In consideration of the mutual
covenants contained herein and other good and valuable
consideration, the receipt and sufficiency of which are hereby
acknowledged, the parties hereto agree as follows:
1. Employment . The Company
shall employ and continue to employ Employee, and Employee shall be
employed and continue to be employed with the Company, upon the
terms and conditions set forth in this Agreement for the period
beginning on the date hereof and ending on the Termination Date, as
defined in Section 4 hereof (the “Employment
Period”).
2. Position and Duties
.
(a) Employee shall initially serve
as a Chief Financial Officer of the Company and shall be
responsible for such duties as are normally performed by a Chief
Financial Officer in companies similarly situated with the Company,
and such other duties, consistent with the duties customarily
performed by a Chief Financial Officer or other officer responsible
for finance and administrative functions as may be reasonably
prescribed by the Board of Directors of the Company or the
President or Chief Executive Officer of the Company.
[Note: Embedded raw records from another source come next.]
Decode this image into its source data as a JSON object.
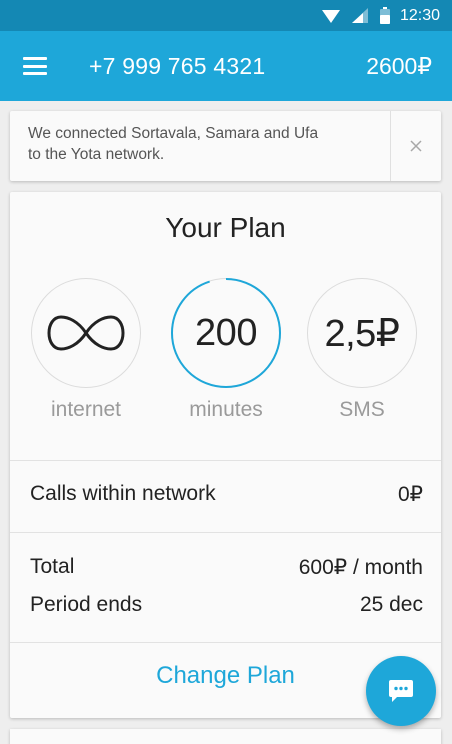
{
  "status_bar": {
    "time": "12:30",
    "icons": [
      "wifi-icon",
      "signal-icon",
      "battery-icon"
    ]
  },
  "app_bar": {
    "menu_icon": "hamburger-menu-icon",
    "phone_number": "+7 999 765 4321",
    "balance": "2600₽"
  },
  "notice": {
    "line1": "We connected Sortavala, Samara and Ufa",
    "line2": "to the Yota network.",
    "close_icon": "close-icon"
  },
  "plan": {
    "title": "Your Plan",
    "internet": {
      "value_icon": "infinity-icon",
      "label": "internet"
    },
    "minutes": {
      "value": "200",
      "label": "minutes",
      "progress": 0.95
    },
    "sms": {
      "value": "2,5₽",
      "label": "SMS"
    },
    "calls_within_network": {
      "label": "Calls within network",
      "value": "0₽"
    },
    "total": {
      "label": "Total",
      "value": "600₽ / month"
    },
    "period_ends": {
      "label": "Period ends",
      "value": "25 dec"
    },
    "change_plan": "Change Plan"
  },
  "fab": {
    "icon": "chat-icon"
  },
  "colors": {
    "accent": "#1ea7d9",
    "status_bar": "#1488b4",
    "background": "#eeeeee",
    "card": "#fafafa"
  }
}
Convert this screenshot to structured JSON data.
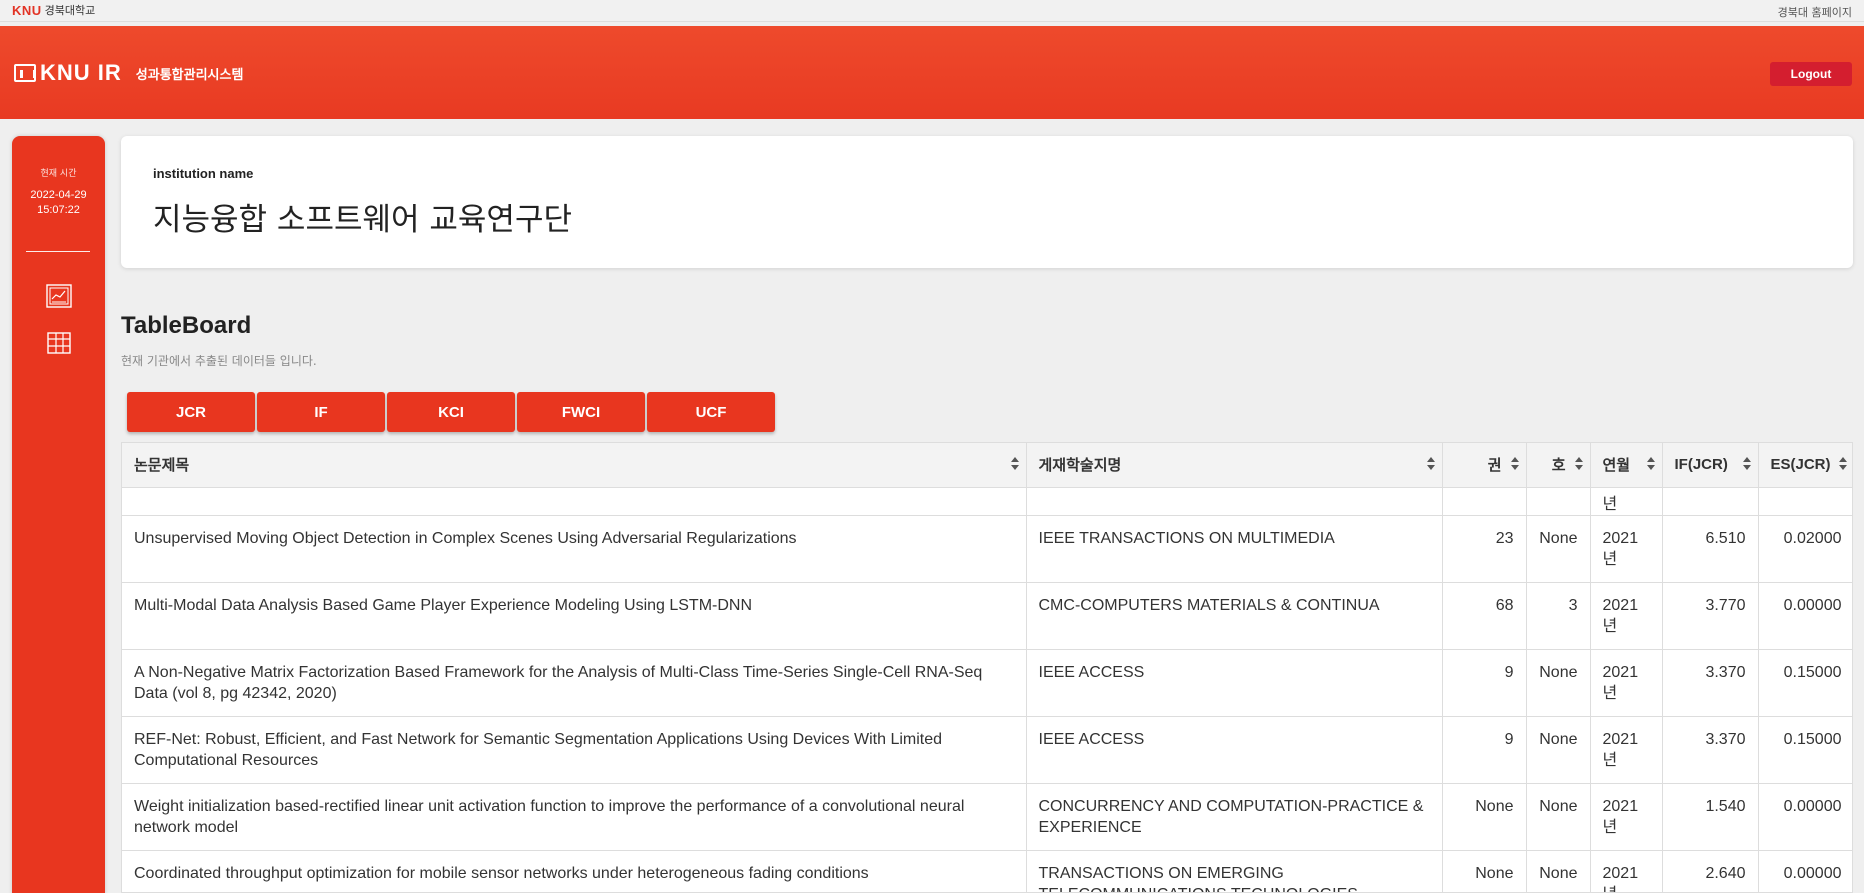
{
  "topbar": {
    "brand_logo": "KNU",
    "brand_name": "경북대학교",
    "home_link": "경북대 홈페이지"
  },
  "header": {
    "logo_text": "KNU IR",
    "system_name": "성과통합관리시스템",
    "logout_label": "Logout"
  },
  "sidebar": {
    "time_label": "현재 시간",
    "date": "2022-04-29",
    "time": "15:07:22",
    "icons": [
      "chart-icon",
      "table-icon"
    ]
  },
  "institution": {
    "label": "institution name",
    "name": "지능융합 소프트웨어 교육연구단"
  },
  "tableboard": {
    "title": "TableBoard",
    "subtitle": "현재 기관에서 추출된 데이터들 입니다.",
    "tabs": [
      "JCR",
      "IF",
      "KCI",
      "FWCI",
      "UCF"
    ],
    "columns": [
      "논문제목",
      "게재학술지명",
      "권",
      "호",
      "연월",
      "IF(JCR)",
      "ES(JCR)"
    ],
    "partial_row": {
      "ym": "년"
    },
    "rows": [
      {
        "title": "Unsupervised Moving Object Detection in Complex Scenes Using Adversarial Regularizations",
        "journal": "IEEE TRANSACTIONS ON MULTIMEDIA",
        "vol": "23",
        "no": "None",
        "year": "2021",
        "year_suffix": "년",
        "if": "6.510",
        "es": "0.02000"
      },
      {
        "title": "Multi-Modal Data Analysis Based Game Player Experience Modeling Using LSTM-DNN",
        "journal": "CMC-COMPUTERS MATERIALS & CONTINUA",
        "vol": "68",
        "no": "3",
        "year": "2021",
        "year_suffix": "년",
        "if": "3.770",
        "es": "0.00000"
      },
      {
        "title": "A Non-Negative Matrix Factorization Based Framework for the Analysis of Multi-Class Time-Series Single-Cell RNA-Seq Data (vol 8, pg 42342, 2020)",
        "journal": "IEEE ACCESS",
        "vol": "9",
        "no": "None",
        "year": "2021",
        "year_suffix": "년",
        "if": "3.370",
        "es": "0.15000"
      },
      {
        "title": "REF-Net: Robust, Efficient, and Fast Network for Semantic Segmentation Applications Using Devices With Limited Computational Resources",
        "journal": "IEEE ACCESS",
        "vol": "9",
        "no": "None",
        "year": "2021",
        "year_suffix": "년",
        "if": "3.370",
        "es": "0.15000"
      },
      {
        "title": "Weight initialization based-rectified linear unit activation function to improve the performance of a convolutional neural network model",
        "journal": "CONCURRENCY AND COMPUTATION-PRACTICE & EXPERIENCE",
        "vol": "None",
        "no": "None",
        "year": "2021",
        "year_suffix": "년",
        "if": "1.540",
        "es": "0.00000"
      },
      {
        "title": "Coordinated throughput optimization for mobile sensor networks under heterogeneous fading conditions",
        "journal": "TRANSACTIONS ON EMERGING TELECOMMUNICATIONS TECHNOLOGIES",
        "vol": "None",
        "no": "None",
        "year": "2021",
        "year_suffix": "년",
        "if": "2.640",
        "es": "0.00000"
      }
    ]
  }
}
(b) Employee shall devote his
reasonable best efforts and his full business time and attention
(except for permitted vacation periods, periods of illness or other
incapacity) to the business and affairs of the Company.
3. Base Salary and Benefits
.
(a) Employee’s annual base
salary for the Employment Period shall be $250,000 (the “Base
Salary”). The Base Salary shall be payable in approximately
equal installments in accordance with the Company’s general
payroll practices and shall be subject to required withholding. Any
change in Base Salary shall be in the sole discretion of the Board
of Directors of the Company. During the Employment Period, Employee
shall be entitled to participate in all of the Company’s
employee benefit programs for which employees of the Company are
generally eligible, at a level commensurate with Employee’s
position in the Company. The Company currently has a compensation
deferral policy pursuant to which 15% of the compensation of the
Employee is deferred. The Employee will continue to be subject to
such policy so long as such policy is in place.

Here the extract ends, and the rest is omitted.